Mohon tunggu...
KOMENTAR
Money

"Rupiah Mabuk, Apa Presiden Juga Mabuk?"

8 Oktober 2015   01:21 Diperbarui: 8 Oktober 2015   01:26 802 10
"RUPIAH MABUK, APA PRESIDEN JUGA MABUK?"
.
Opini Mabuk | (SPMC) Suhindro Wibisono


KETIKA hari ini pemerintah mengumumkan paket kebijakan ekonomi jilid 3, bersamaan pula rupiah menguat drastis. Lalu semua tipi mengupas dengan dialog-dialog oleh para ahli, hampir semua para ahli mengatakan bahwa hal penguatan rupiah itu adalah faktor external, tentu saja Menteri pembantu pemerintah juga mengatakan bahwa kebijakan jilid 3 diterima positif oleh masyarakat dan kalangan usahawan. Begitulah kenyataannya, saling klaim berebut kebenaran untuk sesuatu yang tidak dapat diukur kebenarannya dengan pasti, jadi tidak bisa disalahkan apapun pendapatnya.
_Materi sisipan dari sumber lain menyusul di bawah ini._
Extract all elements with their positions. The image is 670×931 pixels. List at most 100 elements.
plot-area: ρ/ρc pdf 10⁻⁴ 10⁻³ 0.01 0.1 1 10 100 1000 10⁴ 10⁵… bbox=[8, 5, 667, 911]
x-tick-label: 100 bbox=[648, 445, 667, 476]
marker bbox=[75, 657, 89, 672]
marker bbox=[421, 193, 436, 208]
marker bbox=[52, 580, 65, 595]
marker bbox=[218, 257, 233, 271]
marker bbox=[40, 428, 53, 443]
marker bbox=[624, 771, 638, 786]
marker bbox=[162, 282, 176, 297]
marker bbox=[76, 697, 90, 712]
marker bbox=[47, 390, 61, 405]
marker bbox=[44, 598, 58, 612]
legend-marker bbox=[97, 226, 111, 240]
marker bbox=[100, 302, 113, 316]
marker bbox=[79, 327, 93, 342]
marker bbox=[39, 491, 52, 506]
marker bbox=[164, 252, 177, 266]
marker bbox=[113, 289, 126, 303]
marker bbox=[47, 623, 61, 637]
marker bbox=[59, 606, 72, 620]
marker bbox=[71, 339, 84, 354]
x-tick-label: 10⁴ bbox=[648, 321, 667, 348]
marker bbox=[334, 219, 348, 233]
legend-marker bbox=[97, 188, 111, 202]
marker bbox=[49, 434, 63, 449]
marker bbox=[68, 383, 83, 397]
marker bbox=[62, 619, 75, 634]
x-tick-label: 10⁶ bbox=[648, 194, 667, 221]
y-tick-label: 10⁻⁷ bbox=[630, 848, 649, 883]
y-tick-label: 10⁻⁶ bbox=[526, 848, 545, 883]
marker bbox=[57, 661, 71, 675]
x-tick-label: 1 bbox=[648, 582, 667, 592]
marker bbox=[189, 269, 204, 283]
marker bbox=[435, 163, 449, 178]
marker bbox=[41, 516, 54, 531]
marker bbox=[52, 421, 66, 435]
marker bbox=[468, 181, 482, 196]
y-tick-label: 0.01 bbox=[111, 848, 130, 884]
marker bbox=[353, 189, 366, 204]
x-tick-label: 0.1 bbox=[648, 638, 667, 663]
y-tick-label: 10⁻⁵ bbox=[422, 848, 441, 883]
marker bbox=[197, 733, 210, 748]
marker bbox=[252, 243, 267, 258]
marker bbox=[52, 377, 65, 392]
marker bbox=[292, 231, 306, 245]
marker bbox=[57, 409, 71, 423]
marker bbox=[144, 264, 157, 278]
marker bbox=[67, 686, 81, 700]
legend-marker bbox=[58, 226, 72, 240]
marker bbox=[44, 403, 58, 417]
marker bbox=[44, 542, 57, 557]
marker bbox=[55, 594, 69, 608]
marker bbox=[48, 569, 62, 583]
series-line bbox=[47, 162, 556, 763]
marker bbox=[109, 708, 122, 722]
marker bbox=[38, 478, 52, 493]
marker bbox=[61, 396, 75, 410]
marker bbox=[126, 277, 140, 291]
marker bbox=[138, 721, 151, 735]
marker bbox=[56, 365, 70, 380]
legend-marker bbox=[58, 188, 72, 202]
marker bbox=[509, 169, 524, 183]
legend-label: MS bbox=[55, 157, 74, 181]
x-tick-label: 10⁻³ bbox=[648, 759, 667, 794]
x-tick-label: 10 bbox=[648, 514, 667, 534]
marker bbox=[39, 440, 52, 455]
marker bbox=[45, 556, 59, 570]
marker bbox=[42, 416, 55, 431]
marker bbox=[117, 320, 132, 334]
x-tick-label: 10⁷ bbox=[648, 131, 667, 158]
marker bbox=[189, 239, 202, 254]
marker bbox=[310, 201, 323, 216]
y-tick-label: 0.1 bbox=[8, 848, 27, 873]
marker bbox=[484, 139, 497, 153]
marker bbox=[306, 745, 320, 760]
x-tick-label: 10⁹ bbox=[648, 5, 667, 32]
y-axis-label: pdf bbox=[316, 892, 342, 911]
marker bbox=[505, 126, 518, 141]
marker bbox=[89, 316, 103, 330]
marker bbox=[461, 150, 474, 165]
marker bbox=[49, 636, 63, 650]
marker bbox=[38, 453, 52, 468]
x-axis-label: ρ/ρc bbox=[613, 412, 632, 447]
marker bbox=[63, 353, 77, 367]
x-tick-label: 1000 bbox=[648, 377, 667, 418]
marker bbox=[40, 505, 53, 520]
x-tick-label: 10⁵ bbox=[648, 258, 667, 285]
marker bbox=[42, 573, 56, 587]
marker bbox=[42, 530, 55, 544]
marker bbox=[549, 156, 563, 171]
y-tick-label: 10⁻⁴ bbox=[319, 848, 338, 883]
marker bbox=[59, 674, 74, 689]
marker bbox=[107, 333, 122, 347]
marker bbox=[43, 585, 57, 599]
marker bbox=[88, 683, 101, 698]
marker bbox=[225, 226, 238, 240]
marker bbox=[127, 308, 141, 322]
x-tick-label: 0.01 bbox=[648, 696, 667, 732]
KETIKA sebelumnya rupiah turun dengan drastis dalam tempo sesingkat-singkatnya, hanya dalam tempo beberapa hari sudah akan tembus ke 15 ribu, sementara pemerintah juga merasa fundametal ekonomi "tidak ada masalah", lalu pengamat yang juga merangkap politisi atau pengamat yang negatif sudut pandangnya terhadap pemerintahan saat ini, mengatakan: pemerintah tidak kredibel ; tidak dipercaya pasar ; gagal ; yang seharusnya diganti bukan Menteri tapi Presidennya. Itu jelas sudah kebacut, terlalu tampak nyinyirnya, atau justru belum move on? Dan sayangnya kebanyakan tipi lebih suka mengangkat hal-hal semacam itu, hanya satu dua tipi yang terlihat tidak memihak dan mengundang pengamat yang lebih netral. Maaf kalau saya salah duga, karena sangat mungkin itu juga tergantung dari sudut pandang saya, ketika ada yang menilai negatif maka saya katakan tidak pro, sedang yang menilai positif saya katakan pro. Jadi sebetulnya semua tergantung sudut pandang ya?

KETIKA hari ini kurs rupiah dikisaran 13.800 per satu dolar Amerika, sedangkan kemarin 14.250, pendapat "ngawur" menurut saya itu jelas faktor external. Sekaligus mengomentari para pengamat yang tidak konsisten, ketika rupiah melemah banyak yang tereak pemerintah tidak becus, tapi ketika rupiah menguat dikatakan karena faktor external. Karena ukuran faktor external adalah jika banyak negara juga terdampak, sedangkan faktor internal itu jika hanya negara ini saja yang terdampak. Bukankah hari ini Ringgit juga menguat sangat signifikan terhadap dollar Amerika? Dan sebetulnya yang terpenting adalah posisi keterpurukan negara ini dibanding negara-negara lain, juga cadangan devisa-nya. Bukankah kenyataannya kita tidak diposisi jelek-jelek amat?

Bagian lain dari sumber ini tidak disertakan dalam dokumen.